Soumis par Michel Lambert le
Les Iroquoiens du Saint-Laurent et leurs cousins d’origine ontarienne et newyorkaise que sont les Hurons et les Mohawks cuisinaient, jusqu’à l’arrivée des Français et des Anglais, avec de la poterie de céramique. Cela prenait de la glaise qu’on pouvait trouver à certains endroits seulement, spécialement à proximité des grands cours d’eau comme le fleuve Saint-Laurent et les Grands Lac ontariens et américains. Les femmes étaient chargées de leur fabrication et de leur décoration.
Chaque village, chaque famille même avait sa manière de décorer de sorte que les archéologues ont pu, ainsi, identifier les déplacements des communautés iroquoïennes, juste en étudiant les tessons de leur vaisselle abandonnés dans leurs campements.

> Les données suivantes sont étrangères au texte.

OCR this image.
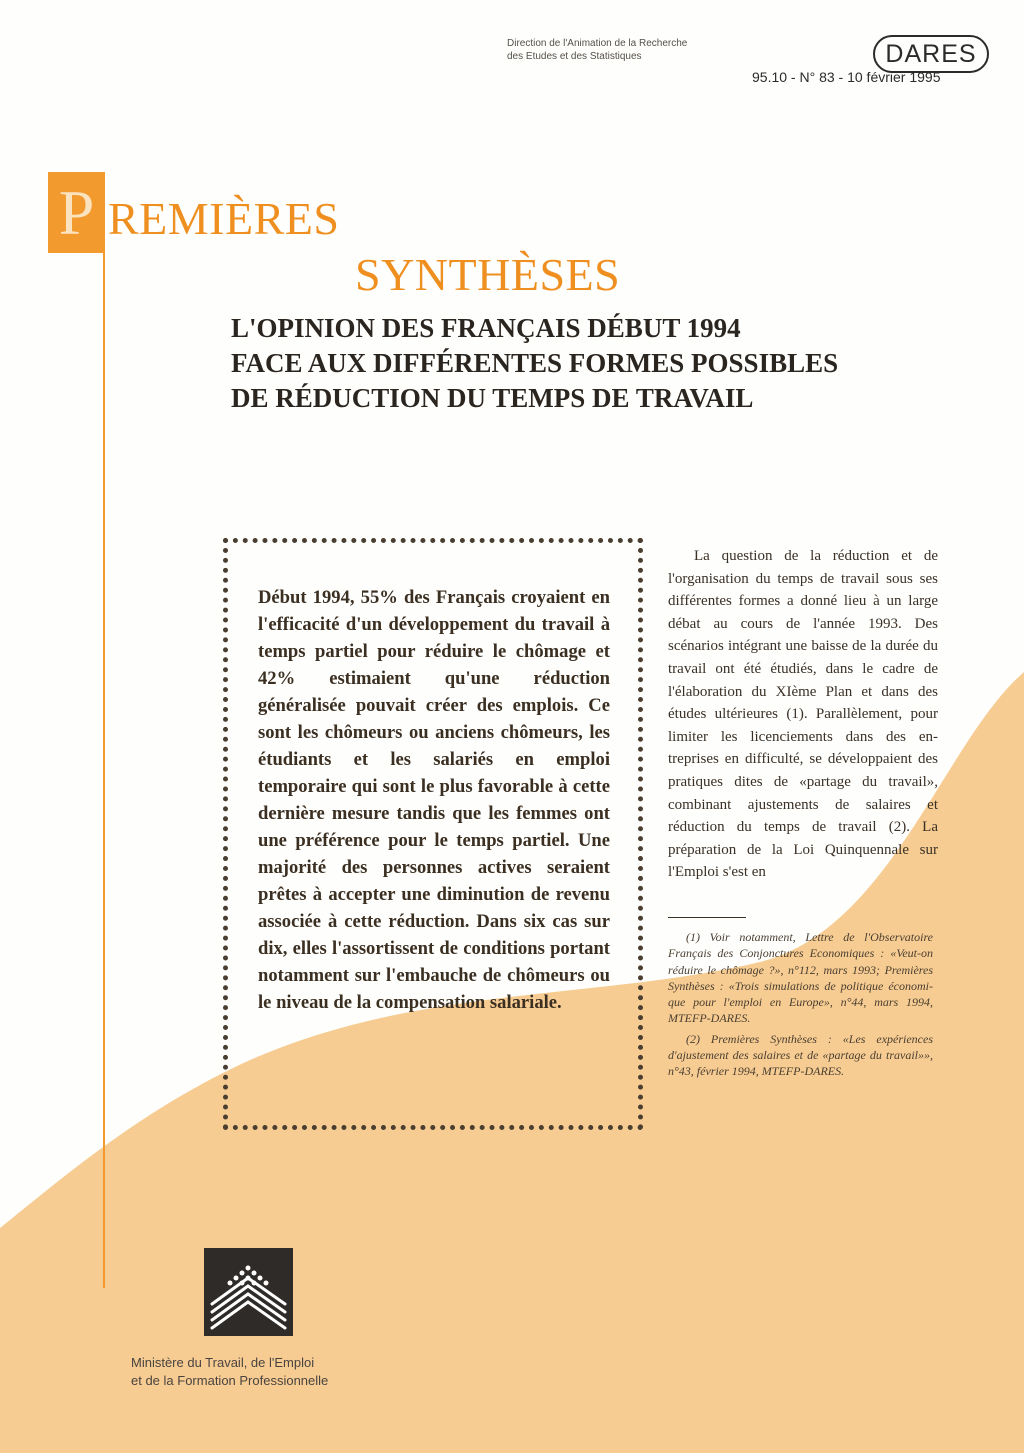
Direction de l'Animation de la Recherche
des Etudes et des Statistiques	DARES
95.10 - N° 83 - 10 février 1995
P REMIÈRES
SYNTHÈSES
L'OPINION DES FRANÇAIS DÉBUT 1994
FACE AUX DIFFÉRENTES FORMES POSSIBLES
DE RÉDUCTION DU TEMPS DE TRAVAIL
Début 1994, 55% des Français croyaient en l'efficacité d'un développement du travail à temps partiel pour réduire le chômage et 42% estimaient qu'une réduction généralisée pouvait créer des emplois. Ce sont les chômeurs ou anciens chômeurs, les étudiants et les salariés en emploi temporaire qui sont le plus favorable à cette dernière mesure tandis que les femmes ont une préférence pour le temps partiel. Une majorité des personnes actives seraient prêtes à accepter une diminution de revenu associée à cette réduction. Dans six cas sur dix, elles l'assortissent de conditions portant notamment sur l'embauche de chômeurs ou le niveau de la compensation salariale.
La question de la réduction et de l'organisation du temps de travail sous ses différentes formes a donné lieu à un large débat au cours de l'année 1993. Des scénarios intégrant une baisse de la durée du travail ont été étudiés, dans le cadre de l'élaboration du XIème Plan et dans des études ultérieures (1). Parallèlement, pour limiter les licenciements dans des entreprises en difficulté, se développaient des pratiques dites de «partage du travail», combinant ajustements de salaires et réduction du temps de travail (2). La préparation de la Loi Quinquennale sur l'Emploi s'est en

(1) Voir notamment, Lettre de l'Observatoire Français des Conjonctures Economiques : «Veut-on réduire le chômage ?», n°112, mars 1993; Premières Synthèses : «Trois simulations de politique économique pour l'emploi en Europe», n°44, mars 1994, MTEFP-DARES.

(2) Premières Synthèses : «Les expériences d'ajustement des salaires et de «partage du travail»», n°43, février 1994, MTEFP-DARES.

Ministère du Travail, de l'Emploi
et de la Formation Professionnelle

Le choix de la glaise comme matériau essentiel de leur cuisine est révélateur de leur civilisation. Les Iroquoiens sont les descendants directs des Archaïques maritimes qui ont peuplé le Québec en premier, juste après la fonte du glacier continental. Ils sont aussi les descendants des Archaïques laurentiens qui peuplaient la région des Grands-Lacs et du fleuve Saint-Laurent jusqu’à Québec.
Enfin, ces deux populations ont fusionné pour créer une civilisation qui repose essentiellement sur la fréquentation des cours d’eau pour survivre. Le poisson, les fruits de mer et les mammifères marins constituaient l’essentiel de leur nourriture comme l’ont démontré les nombreuses fouilles archéologiques faites à leur sujet, dans le nord-est de l’Amérique. Cette civilisation à l’aise sur les cours d’eau s’est déplacée dans toutes les directions pour faire connaissance avec d’autres civilisations autochtones. Elle a fini par se fondre avec une culture originaire de l’Ohio qui avait, elle-même, été en contact avec les peuples agriculteurs du Mexique et du sud des États-Unis. Ces gens connaissaient la poterie cuite et les légumes américains comme le maïs, la courge et les haricots. La poterie permettait d’entreposer ces denrées dans des pots qui pouvaient contenir jusqu’à 15 litres de haricots ou de grains de maïs et de les cuisiner. On avait des pots de toutes grandeur pouvant cuire le repas d’un grand groupe ou d’une seule personne. Pendant leurs règles, les femmes devaient manger seules et faire leur repas pour elles-seules. La plus ancienne trace de la poterie américaine remonte à 10 000 ans avant aujourd’hui, presqu’en même temps que les débuts de l’agriculture américaine. Il y a donc un lien étroit entre la céramique et l’agriculture.
Le message caché derrière cette association est que la terre mêlée à l’eau et au feu ou au soleil nourrit l’être humain. La vie se perpétue par l’alliance des contraires. Les iroquoïennes aimaient d’ailleurs décorer leurs pots de terre de cercles et de lignes droites illustrant de façon schématique le masculin et le féminin, la terre, la vague de l’eau comme l’arbre, le soleil et la lune. La cordelette imprimée dans le pourtour du pot pouvait aussi illustrer inconsciemment les liens entre ces contraires pour le maintien de la Vie individuelle et collective.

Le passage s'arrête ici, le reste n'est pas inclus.